É um raio inesperado em Menlo Park. Nesta quinta-feira, em memorando interno, a Meta anunciou uma grande onda de demissões prevista para o próximo mês. Isso significa que 8 mil funcionários do grupo por trás do Facebook, Instagram ou WhatsApp terão que deixar o navio, ou 10% de suas equipes.
Conforme relatado por Jornal de Wall Streeta ideia dessa onda de demissões é, para Meta, ganhar em “ eficiência » e, sobretudo, para compensar os investimentos feitos nomeadamente em torno da inteligência artificial.

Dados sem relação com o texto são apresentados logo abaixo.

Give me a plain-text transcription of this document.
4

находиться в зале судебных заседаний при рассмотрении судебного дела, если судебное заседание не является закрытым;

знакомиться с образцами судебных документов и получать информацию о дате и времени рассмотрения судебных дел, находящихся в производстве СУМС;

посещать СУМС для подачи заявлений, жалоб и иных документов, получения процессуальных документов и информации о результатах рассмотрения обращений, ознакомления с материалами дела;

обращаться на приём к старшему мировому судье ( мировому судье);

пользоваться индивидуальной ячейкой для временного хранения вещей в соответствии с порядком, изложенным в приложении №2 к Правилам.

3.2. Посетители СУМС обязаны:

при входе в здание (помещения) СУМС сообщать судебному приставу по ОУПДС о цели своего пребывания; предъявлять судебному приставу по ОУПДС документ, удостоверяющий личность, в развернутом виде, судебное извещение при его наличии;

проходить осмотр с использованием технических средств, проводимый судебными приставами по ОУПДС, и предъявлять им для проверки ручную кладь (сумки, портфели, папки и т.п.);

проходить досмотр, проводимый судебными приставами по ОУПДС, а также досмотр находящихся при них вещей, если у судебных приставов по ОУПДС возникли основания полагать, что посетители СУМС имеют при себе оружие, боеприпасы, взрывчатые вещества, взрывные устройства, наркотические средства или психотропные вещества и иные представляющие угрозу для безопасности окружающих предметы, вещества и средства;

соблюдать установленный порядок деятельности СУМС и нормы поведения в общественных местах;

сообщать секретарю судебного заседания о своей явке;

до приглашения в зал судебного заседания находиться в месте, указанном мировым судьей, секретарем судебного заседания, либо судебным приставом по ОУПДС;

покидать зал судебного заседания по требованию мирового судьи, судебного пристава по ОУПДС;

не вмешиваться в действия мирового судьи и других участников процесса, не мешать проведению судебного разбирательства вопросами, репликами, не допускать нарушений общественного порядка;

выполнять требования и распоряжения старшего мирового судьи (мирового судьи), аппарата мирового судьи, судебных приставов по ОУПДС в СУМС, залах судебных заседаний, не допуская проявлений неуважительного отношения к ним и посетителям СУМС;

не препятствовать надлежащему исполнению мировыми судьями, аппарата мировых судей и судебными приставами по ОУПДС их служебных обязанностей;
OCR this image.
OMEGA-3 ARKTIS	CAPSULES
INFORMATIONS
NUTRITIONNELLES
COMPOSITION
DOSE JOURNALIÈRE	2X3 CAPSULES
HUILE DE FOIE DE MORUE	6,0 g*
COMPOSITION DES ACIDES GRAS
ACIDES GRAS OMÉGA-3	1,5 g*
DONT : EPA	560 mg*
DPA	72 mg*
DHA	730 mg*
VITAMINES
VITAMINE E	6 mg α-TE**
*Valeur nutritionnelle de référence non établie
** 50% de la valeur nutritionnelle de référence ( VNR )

É preciso dizer que a Meta investiu consideravelmente no campo da inteligência artificial nos últimos anos, em particular para impulsionar as suas funcionalidades Meta AI. Só este ano, o grupo americano planeia investir nada menos que 135 mil milhões de dólares na área da infraestrutura de IA. No início do mês, Mark Zuckerberg também lançou o Muse Spark, o novo modelo Meta à frente de “ colocando a superinteligência pessoal nas mãos de todos. »
Ondas repetidas de demissões
Nos últimos anos, as demissões aumentaram na Meta, com 21.000 cargos eliminados entre 2022 e 2023, 3.600 demissões em janeiro de 2025 e já mais de 1.500 cargos desde o início de 2026, principalmente em sua divisão Reality Labs.
Embora a Meta tenha crescido significativamente após o período da Covid, o grupo deverá voltar a ter um número de funcionários, após as demissões previstas, idêntico ao de 2023, em torno de 70 mil. Pretende também cancelar os planos de contratação de cerca de 6 mil funcionários inicialmente previstos para os próximos meses.
Acima de tudo, o memorando da Meta sinaliza o desejo de um procedimento rápido com os funcionários notificados de sua saída até 20 de maio.